Dès ses premiers épisodes, “Le fauteuil de la culture” ne traite pas de la culture comme un vaste sujet général, mais l’aborde comme une question ouverte. Les épisodes ne sont pas construits autour d’événements ou d’avis rapides, mais reposent sur un dialogue enrichissant qui s’étend lentement, permettant aux idées de se développer et aux invités de réfléchir à voix haute. Ce rythme, bien que peu habituel pour certains auditeurs, constitue l’essence même de cette expérience.
Pour ceux qui suivent l’émission, il est clair que l’animateur ne cherche pas à “conduire une interview”, mais plutôt à gérer un espace de réflexion. Les questions posées sont élaborées et souvent liées les unes aux autres, ce qui donne au dialogue une dimension cumulative, évitant ainsi que celui-ci ne se transforme en simple échange d’opinions.
De plus, le choix des invités et des thèmes reflète un réel souci de contextualisation culturelle, loin des seules notabilités. Ici, la culture n’est pas présentée comme une réalisation, mais comme une question : identité, rôle de l’intellectuel, évolutions du savoir, et limites de la critique en période de polarisation.
Il est donc pertinent de dissocier “Le fauteuil de la culture” du parcours radiophonique précédent de son animateur. Abu Hanoud avait précédemment présenté “Entre deux époques”, une série axée sur la mémoire orale, invitant différentes personnalités ayant vécu la naissance de la Jordanie. Cette expérience, qui écoutait l’histoire à travers les témoignages de ses protagonistes plutôt que comme un simple enregistrement, offre aujourd’hui un cadre conceptuel pour un programme qui aborde la culture comme une continuité dans le temps, et non comme un événement isolé.
De plus, le rôle de la direction de “Radio de l’université jordanienne” est essentiel pour promouvoir ce type de programmes. La pérennité de “Le fauteuil de la culture” avec ce ton paisible et cette profondeur prouve une conviction institutionnelle sur l’importance des contenus culturels, et que la radio universitaire devrait être une plateforme de réflexion, et non qu’un simple relais d’informations.
La pertinence de l’université jordanienne apparaît ici comme une institution scientifique qui ne se limite pas à son rôle académique, mais s’ouvre à la société à travers des initiatives culturelles, créant un dialogue enrichissant qui transcende les murs de la salle de classe. Dans cette perspective, le programme ne représente pas seulement un effort individuel, mais s’inscrit dans une vision collective de la culture comme moyen de communication et de compréhension de soi et des autres.
Ce qui est frappant dans l’expérience de “Le fauteuil de la culture”, c’est que l’auditeur ne sort pas de l’émission armé de réponses, mais empli de questions. C’est une caractéristique rare dans les programmes radiophoniques, et particulièrement dans ceux de nature culturelle. La valeur ici réside non pas dans la conclusion, mais dans le parcours, et la façon dont l’idée est revalorisée comme un processus ouvert, et non comme une vérité ultime.
En conclusion, “Le fauteuil de la culture” se veut un modèle de ce que peut offrir un programme culturel lorsque l’effort personnel se conjugue avec une vision institutionnelle, transformant la radio universitaire en un espace de réflexion, plutôt qu’en simple support audio. Une expérience qui, sans faire de bruit, rappelle que la culture, lorsqu’elle est véritablement écoutée, demeure capable de jouer son rôle éclairant avec calme et constance.

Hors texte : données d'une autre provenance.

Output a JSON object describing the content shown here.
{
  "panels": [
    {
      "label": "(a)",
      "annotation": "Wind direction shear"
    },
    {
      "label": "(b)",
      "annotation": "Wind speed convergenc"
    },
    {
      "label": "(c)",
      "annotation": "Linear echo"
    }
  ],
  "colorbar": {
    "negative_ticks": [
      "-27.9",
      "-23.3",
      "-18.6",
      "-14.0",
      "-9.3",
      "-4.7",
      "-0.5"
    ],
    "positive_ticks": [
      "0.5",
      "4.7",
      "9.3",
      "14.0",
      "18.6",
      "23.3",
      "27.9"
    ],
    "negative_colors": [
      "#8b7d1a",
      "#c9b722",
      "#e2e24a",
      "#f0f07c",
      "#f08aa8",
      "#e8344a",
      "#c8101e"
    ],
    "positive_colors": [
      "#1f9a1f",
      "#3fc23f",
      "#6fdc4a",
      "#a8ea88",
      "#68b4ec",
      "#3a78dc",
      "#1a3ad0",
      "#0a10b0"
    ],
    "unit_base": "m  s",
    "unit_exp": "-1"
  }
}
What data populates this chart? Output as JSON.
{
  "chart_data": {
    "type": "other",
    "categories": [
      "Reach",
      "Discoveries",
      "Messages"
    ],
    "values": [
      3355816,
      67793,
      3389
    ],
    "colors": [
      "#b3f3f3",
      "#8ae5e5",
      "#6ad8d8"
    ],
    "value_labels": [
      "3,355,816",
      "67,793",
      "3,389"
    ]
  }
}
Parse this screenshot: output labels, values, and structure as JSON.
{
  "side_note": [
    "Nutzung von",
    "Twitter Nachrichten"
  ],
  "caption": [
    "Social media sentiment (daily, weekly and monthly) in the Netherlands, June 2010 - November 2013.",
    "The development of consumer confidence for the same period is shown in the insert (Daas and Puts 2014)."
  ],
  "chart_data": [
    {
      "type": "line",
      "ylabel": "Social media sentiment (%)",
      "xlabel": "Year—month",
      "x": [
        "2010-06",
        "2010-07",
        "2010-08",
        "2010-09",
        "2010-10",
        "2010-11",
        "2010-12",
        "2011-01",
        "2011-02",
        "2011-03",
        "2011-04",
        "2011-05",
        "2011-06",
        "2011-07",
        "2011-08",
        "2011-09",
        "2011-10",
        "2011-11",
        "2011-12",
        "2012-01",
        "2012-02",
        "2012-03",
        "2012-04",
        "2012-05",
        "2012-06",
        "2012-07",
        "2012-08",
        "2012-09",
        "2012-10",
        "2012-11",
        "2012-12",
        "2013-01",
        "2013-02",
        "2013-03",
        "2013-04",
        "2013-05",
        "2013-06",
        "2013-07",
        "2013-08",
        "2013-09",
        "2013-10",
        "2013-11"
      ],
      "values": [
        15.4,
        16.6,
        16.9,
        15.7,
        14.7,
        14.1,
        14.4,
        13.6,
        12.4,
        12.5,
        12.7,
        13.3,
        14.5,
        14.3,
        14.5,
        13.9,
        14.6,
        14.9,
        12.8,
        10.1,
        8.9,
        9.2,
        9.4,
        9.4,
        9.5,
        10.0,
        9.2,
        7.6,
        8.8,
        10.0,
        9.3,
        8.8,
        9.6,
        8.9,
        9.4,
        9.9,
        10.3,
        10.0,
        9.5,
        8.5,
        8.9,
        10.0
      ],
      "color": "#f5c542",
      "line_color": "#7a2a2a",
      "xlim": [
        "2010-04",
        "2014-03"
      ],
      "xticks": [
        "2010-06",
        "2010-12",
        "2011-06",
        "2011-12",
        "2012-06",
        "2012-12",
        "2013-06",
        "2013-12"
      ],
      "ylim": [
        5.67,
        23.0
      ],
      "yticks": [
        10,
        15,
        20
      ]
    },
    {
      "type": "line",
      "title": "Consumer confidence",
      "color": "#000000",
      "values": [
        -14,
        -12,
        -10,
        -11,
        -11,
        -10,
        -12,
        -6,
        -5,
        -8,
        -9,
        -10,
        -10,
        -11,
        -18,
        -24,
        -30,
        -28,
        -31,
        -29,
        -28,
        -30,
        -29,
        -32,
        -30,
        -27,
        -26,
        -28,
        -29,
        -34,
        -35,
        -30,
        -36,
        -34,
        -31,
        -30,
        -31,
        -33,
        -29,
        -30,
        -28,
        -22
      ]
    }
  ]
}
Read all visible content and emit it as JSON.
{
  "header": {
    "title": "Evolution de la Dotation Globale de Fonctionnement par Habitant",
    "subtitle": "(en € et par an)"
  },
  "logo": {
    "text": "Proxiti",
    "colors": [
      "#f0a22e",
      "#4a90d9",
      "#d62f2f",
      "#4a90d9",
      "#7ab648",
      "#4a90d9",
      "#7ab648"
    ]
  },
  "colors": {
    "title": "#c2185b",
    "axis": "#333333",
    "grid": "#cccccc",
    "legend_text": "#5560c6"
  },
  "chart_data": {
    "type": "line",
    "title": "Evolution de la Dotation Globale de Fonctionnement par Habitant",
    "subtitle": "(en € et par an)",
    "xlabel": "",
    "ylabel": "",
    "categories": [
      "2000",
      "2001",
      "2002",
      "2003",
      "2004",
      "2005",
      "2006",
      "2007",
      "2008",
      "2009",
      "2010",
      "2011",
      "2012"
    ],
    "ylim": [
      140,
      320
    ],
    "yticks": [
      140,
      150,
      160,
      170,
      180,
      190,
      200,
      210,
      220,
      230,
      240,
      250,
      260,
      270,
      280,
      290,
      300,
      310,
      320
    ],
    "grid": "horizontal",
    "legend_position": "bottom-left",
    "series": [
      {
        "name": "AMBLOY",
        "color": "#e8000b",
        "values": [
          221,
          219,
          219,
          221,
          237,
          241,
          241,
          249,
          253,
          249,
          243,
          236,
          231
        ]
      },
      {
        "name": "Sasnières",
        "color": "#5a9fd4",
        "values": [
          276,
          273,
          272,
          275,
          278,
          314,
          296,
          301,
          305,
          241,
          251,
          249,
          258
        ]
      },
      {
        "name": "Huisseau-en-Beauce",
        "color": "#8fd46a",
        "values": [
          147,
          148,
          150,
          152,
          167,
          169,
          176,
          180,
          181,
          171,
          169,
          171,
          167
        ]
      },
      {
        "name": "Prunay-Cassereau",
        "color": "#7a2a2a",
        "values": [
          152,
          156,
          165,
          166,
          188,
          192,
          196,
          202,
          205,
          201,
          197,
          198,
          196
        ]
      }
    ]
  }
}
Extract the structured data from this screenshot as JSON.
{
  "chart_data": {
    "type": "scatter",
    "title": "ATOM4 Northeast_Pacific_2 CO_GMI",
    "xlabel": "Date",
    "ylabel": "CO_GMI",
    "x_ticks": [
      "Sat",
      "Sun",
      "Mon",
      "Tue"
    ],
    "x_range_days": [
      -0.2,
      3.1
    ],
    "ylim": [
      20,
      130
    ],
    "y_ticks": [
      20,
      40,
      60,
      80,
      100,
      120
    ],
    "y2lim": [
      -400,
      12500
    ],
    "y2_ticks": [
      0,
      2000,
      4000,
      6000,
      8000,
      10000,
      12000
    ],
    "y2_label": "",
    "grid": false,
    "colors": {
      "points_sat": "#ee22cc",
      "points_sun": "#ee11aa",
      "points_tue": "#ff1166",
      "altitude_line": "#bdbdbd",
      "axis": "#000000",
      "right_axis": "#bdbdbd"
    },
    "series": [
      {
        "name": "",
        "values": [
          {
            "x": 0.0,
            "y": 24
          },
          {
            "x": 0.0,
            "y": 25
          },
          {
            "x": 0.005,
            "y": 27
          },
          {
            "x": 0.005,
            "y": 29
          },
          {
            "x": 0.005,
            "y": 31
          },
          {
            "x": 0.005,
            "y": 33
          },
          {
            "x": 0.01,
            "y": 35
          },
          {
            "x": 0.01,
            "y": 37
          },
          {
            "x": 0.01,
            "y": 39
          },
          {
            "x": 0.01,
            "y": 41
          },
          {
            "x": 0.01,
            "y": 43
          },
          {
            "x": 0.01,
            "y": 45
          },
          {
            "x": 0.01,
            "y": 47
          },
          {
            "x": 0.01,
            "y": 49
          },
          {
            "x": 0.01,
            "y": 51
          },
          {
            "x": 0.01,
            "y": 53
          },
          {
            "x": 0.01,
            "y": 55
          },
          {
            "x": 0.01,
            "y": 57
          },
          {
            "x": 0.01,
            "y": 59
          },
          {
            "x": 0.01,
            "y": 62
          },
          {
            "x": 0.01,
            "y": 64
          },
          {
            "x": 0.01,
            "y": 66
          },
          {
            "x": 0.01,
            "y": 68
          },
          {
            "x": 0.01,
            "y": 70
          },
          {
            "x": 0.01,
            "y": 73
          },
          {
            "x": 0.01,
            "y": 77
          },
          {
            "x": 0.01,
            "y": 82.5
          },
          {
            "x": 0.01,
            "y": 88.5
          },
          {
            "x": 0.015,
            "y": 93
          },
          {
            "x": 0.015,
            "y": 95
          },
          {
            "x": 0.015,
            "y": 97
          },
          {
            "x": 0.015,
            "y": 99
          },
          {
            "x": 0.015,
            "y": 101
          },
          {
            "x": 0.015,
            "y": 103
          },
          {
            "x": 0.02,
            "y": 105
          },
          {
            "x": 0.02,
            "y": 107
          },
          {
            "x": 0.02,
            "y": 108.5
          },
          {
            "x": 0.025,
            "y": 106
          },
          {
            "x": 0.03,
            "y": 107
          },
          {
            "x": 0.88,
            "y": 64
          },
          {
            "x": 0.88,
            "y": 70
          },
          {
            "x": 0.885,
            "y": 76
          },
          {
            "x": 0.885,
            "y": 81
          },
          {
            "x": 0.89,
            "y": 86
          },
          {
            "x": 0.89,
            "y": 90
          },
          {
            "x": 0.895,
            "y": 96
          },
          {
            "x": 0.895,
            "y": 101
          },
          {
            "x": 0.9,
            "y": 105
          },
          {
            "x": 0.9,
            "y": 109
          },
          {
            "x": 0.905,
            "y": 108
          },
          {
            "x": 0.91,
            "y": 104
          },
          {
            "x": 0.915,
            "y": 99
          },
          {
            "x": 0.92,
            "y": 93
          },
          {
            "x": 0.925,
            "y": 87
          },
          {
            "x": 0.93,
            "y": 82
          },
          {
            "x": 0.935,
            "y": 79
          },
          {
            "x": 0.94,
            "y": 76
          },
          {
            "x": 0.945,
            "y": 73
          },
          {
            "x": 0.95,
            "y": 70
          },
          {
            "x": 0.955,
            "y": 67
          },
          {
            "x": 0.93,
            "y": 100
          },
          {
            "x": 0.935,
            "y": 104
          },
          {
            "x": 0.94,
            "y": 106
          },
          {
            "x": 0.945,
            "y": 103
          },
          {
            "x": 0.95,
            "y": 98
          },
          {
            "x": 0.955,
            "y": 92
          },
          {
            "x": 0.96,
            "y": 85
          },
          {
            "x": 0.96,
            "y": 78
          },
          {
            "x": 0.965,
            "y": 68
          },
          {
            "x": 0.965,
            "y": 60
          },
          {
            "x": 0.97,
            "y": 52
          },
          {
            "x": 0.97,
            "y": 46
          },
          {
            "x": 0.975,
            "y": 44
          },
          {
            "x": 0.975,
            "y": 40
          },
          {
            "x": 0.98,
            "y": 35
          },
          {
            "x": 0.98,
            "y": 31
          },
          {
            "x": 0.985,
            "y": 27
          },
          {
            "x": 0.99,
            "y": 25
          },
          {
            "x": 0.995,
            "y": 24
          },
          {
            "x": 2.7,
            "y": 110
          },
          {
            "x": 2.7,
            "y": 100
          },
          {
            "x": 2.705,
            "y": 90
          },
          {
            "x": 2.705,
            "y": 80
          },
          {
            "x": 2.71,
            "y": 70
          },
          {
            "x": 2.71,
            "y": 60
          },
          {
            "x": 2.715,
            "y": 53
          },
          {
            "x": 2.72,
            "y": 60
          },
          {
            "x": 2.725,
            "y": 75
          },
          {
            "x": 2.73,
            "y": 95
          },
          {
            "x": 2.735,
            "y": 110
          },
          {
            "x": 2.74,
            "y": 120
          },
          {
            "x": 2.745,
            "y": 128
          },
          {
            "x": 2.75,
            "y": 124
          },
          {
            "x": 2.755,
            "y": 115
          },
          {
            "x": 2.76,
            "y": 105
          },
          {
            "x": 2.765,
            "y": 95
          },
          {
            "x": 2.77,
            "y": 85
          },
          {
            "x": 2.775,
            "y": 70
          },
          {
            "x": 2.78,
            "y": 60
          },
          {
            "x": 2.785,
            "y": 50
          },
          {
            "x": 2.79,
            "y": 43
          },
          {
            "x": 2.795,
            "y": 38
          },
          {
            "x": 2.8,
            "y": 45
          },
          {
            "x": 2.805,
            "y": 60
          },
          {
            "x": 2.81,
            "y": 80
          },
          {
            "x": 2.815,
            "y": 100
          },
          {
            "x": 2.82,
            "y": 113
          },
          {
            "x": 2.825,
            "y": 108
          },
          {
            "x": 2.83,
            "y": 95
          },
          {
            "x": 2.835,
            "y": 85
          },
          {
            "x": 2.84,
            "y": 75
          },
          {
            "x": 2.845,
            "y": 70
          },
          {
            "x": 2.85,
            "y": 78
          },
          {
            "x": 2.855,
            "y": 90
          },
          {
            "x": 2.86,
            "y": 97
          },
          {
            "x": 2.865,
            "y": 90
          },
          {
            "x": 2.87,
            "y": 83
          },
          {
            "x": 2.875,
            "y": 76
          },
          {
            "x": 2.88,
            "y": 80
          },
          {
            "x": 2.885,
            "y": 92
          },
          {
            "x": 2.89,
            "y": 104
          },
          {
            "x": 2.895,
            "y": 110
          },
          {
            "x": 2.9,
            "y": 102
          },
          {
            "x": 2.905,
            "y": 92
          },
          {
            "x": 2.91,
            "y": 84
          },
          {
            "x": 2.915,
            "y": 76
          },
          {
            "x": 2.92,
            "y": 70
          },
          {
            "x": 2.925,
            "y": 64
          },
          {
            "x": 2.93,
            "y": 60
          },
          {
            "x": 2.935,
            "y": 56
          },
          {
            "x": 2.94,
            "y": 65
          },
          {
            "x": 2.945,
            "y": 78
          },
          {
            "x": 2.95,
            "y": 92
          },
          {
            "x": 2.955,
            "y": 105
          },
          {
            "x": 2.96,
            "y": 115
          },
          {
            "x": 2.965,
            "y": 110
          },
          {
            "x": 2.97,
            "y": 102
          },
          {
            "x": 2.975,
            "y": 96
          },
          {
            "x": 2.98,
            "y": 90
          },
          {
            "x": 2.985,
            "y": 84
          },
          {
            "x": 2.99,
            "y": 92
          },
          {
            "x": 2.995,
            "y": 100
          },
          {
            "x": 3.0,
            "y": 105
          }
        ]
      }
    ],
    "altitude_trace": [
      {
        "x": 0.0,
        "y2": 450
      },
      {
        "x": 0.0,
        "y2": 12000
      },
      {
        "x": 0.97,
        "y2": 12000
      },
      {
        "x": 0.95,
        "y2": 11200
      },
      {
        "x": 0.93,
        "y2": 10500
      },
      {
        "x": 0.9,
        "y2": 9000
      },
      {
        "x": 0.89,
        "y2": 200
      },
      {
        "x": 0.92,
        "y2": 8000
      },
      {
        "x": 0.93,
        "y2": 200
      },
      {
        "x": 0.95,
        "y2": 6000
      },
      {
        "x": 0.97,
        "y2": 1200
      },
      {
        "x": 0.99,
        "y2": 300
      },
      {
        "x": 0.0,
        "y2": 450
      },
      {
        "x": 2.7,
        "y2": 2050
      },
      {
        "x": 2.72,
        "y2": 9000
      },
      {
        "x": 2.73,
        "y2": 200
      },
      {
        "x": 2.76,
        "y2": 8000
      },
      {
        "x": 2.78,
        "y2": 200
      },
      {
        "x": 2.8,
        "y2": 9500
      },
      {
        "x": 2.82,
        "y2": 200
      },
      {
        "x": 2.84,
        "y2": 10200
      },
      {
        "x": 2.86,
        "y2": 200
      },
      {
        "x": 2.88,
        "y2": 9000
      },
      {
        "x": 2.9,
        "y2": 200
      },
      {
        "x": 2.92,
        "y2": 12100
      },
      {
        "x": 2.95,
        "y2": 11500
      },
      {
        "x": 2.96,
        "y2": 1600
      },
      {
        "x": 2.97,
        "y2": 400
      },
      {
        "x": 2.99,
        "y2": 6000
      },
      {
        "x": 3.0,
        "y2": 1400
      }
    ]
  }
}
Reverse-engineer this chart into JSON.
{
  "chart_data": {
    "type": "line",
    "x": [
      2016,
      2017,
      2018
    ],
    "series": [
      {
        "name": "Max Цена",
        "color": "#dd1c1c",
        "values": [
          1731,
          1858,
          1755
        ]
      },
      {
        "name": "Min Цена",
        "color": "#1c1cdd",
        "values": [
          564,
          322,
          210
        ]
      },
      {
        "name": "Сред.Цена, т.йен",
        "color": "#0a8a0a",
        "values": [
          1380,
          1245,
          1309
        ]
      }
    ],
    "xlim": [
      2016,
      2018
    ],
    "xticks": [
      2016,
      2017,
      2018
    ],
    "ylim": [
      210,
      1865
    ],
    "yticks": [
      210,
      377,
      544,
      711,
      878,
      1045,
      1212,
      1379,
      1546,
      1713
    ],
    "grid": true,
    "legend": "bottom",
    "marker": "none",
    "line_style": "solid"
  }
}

Points importants à retenir

  • Les programmes culturels doivent redéfinir leur rôle dans un paysage médiatique en évolution rapide.
  • Le “fauteuil de la culture” aborde la culture comme un questionnement plus qu’une simple présentation.
  • Un dialogue enrichissant permet une réflexion profonde, fondamentale pour le développement des idées.
  • La qualité des invités et des thèmes contribue à une approche contextuelle de la culture.
  • Le soutien institutionnel est essentiel pour promouvoir des contenus culturels significatifs dans les médias.

En contemplant cette vitalité de la culture dans le cadre radiophonique, je ne peux m’empêcher de réfléchir : sommes-nous prêts à parcourir ce chemin de questionnements, plutôt que de nous contenter de réponses convenues ? La richesse de nos échanges pourrait bien dépendre de ce changement de perspective. La culture, ce trésor inépuisable, qui attend d’être puisé, doit se voir accorder le temps et l’espace qui lui reviennent. N’est-ce pas là un challenge qui mérite notre attention et notre engagement ?



Votez pour cet post

Comments

No comments yet. Why don’t you start the discussion?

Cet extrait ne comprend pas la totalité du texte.